Dear Monty, thanks for the cell stamp. Info., my depression deepens, much thought of suicide, no money, my correspondence declines. More later if I live. Monty Cantsin.
6/8/84 Berlin, Germany.
Dear Mr. Cantsin. Monty Cantsin. Smiling Monty Cantsin. &c. I'm Monty Cantsin. I have a fine correspondence with Monty Cantsin since awhile (but short in relation to my use of mail art since five years). I saw your name mentioned on his papers sent to me occasionally and I already knew the outline of the Monty Cantsin image since awhile. From Monty Cantsin publication too I heard of Neoist sometimes. So let me say that if it is possible I want to speak with the author of the images - Cantsin, if I get it all together in the right way. And in the sense that I would like to use your personal name. Your surname that I don't know. I hope there is nothing hurting in this reflection for you. Maybe it's your concept to work with this.

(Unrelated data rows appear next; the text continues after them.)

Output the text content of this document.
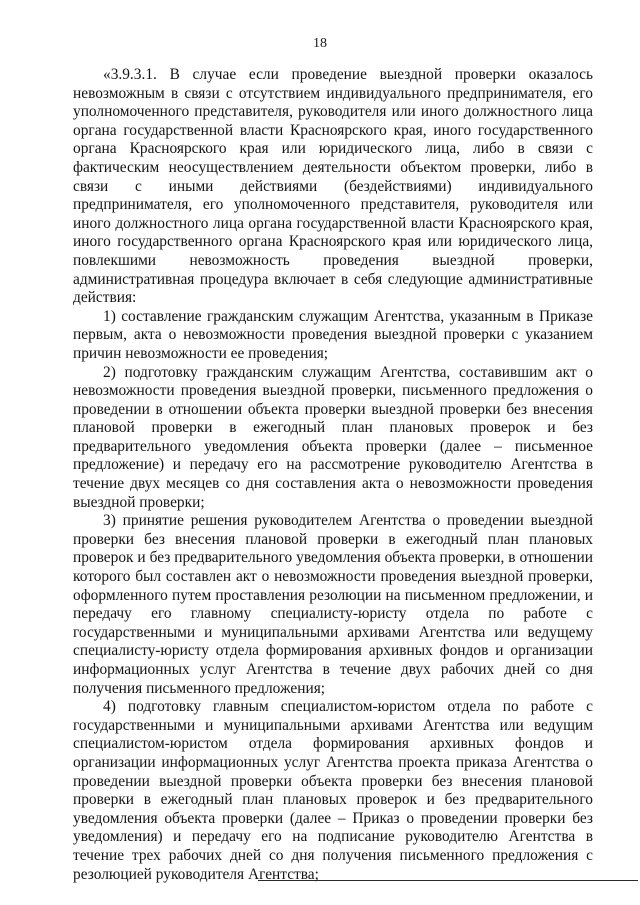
18

«3.9.3.1. В случае если проведение выездной проверки оказалось невозможным в связи с отсутствием индивидуального предпринимателя, его уполномоченного представителя, руководителя или иного должностного лица органа государственной власти Красноярского края, иного государственного органа Красноярского края или юридического лица, либо в связи с фактическим неосуществлением деятельности объектом проверки, либо в связи с иными действиями (бездействиями) индивидуального предпринимателя, его уполномоченного представителя, руководителя или иного должностного лица органа государственной власти Красноярского края, иного государственного органа Красноярского края или юридического лица, повлекшими невозможность проведения выездной проверки, административная процедура включает в себя следующие административные действия:

1) составление гражданским служащим Агентства, указанным в Приказе первым, акта о невозможности проведения выездной проверки с указанием причин невозможности ее проведения;

2) подготовку гражданским служащим Агентства, составившим акт о невозможности проведения выездной проверки, письменного предложения о проведении в отношении объекта проверки выездной проверки без внесения плановой проверки в ежегодный план плановых проверок и без предварительного уведомления объекта проверки (далее – письменное предложение) и передачу его на рассмотрение руководителю Агентства в течение двух месяцев со дня составления акта о невозможности проведения выездной проверки;

3) принятие решения руководителем Агентства о проведении выездной проверки без внесения плановой проверки в ежегодный план плановых проверок и без предварительного уведомления объекта проверки, в отношении которого был составлен акт о невозможности проведения выездной проверки, оформленного путем проставления резолюции на письменном предложении, и передачу его главному специалисту-юристу отдела по работе с государственными и муниципальными архивами Агентства или ведущему специалисту-юристу отдела формирования архивных фондов и организации информационных услуг Агентства в течение двух рабочих дней со дня получения письменного предложения;

4) подготовку главным специалистом-юристом отдела по работе с государственными и муниципальными архивами Агентства или ведущим специалистом-юристом отдела формирования архивных фондов и организации информационных услуг Агентства проекта приказа Агентства о проведении выездной проверки объекта проверки без внесения плановой проверки в ежегодный план плановых проверок и без предварительного уведомления объекта проверки (далее – Приказ о проведении проверки без уведомления) и передачу его на подписание руководителю Агентства в течение трех рабочих дней со дня получения письменного предложения с резолюцией руководителя Агентства;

Monty Cantsin.
9/8/84 Neoist Embassy, Montreal, Canada.
Dear Cantsin, I'm the black light in the pure white colours and my blood keeps flowing, flowing. It was nice to see you and talk about revolution. I want to die in the tv. Your immortal friend, Cantsin.
6/9/84 Neoist Embassy, Montreal, Canada.
Dear Cantsin, every five minutes we need a new solution, we are alive and do our best for total freedom. Get ready for the next six years. Oh yes, in the blue endless skies a flaming iron flies. The record is out very soon. Mass Media. Every five minutes we need a new robot and more more more. More Monty Cantsin and Six Finger Club and more Smile. More more more. Every five minutes we must eat a brain. Your immortal friend, Monty
September 84 San Antonio, Texas.
Dear Monty, or Cantsin if you prefer. Monty (or maybe he's not calling himself that now?!). I remember once in Portland Oregon he went around for several days calling himself Christ and going toot toot but this turned out to be the botulism he'd contracted from Cantsin's clams casino surprise which surprised all of us who'd eaten it. I myself went around for several days thinking my hair had turned white overnight when in reality it had all fallen out. Cantsin.

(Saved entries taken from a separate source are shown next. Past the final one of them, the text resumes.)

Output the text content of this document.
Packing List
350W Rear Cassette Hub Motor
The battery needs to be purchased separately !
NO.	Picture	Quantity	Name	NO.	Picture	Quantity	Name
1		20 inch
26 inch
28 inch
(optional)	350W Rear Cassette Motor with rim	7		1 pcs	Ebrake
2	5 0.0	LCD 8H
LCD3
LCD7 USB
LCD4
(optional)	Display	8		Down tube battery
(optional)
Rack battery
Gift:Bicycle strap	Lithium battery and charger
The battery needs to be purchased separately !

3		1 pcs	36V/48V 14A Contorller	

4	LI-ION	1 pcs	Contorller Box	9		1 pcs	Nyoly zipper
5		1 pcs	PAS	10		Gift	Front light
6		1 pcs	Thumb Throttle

9/11/84 Beograd, Yugoslavia.
Dear Monty Cantsin or Christ or Son of God. OK, who are you, or are you who? If you're Monty Cantsin, you must remind our meeting at Monty Cantsin's home, later at my home. We did a performance video show at my home (Blood Is Gold). Next days I organised big mixed media programme and exhibition called World's Artists Family at the Beograd Cultural Centre Gallery. Best wishes, Monty Cantsin.
20/11/84 Eugene, Oregon, USA.
Dear Monty or Christ. Are you the same Monty Cantsin who came here to Eugene in 1979 and painted yer moustache red with poster paint and came to the big party we held and the FOAMLORDS, then a fledgling failure played? I don't think you are actually. I think that you're an impostor. Don't laugh, I know! I got pretty much to be Monty Cantsin for awhile there myself. Anyway, he was an OK kinda guy so I figure any Monty Cantsin is OK by me. The Monty Cantsin fellow was from Czechoslovakia or somewhere and watched me have sex with my girlfriend on the floor. Fortunately it was my girlfriend and my floor. Monty Cantsin.
24/11/84 Crater Baltimore, USA.
Monty, the concept of Monty Cantsin. Monty Cantsin is a name chosen/invented by Monty Cantsin to refer to an international star who can be anyone. The name is fixed, the people using it aren't. Monty Cantsin.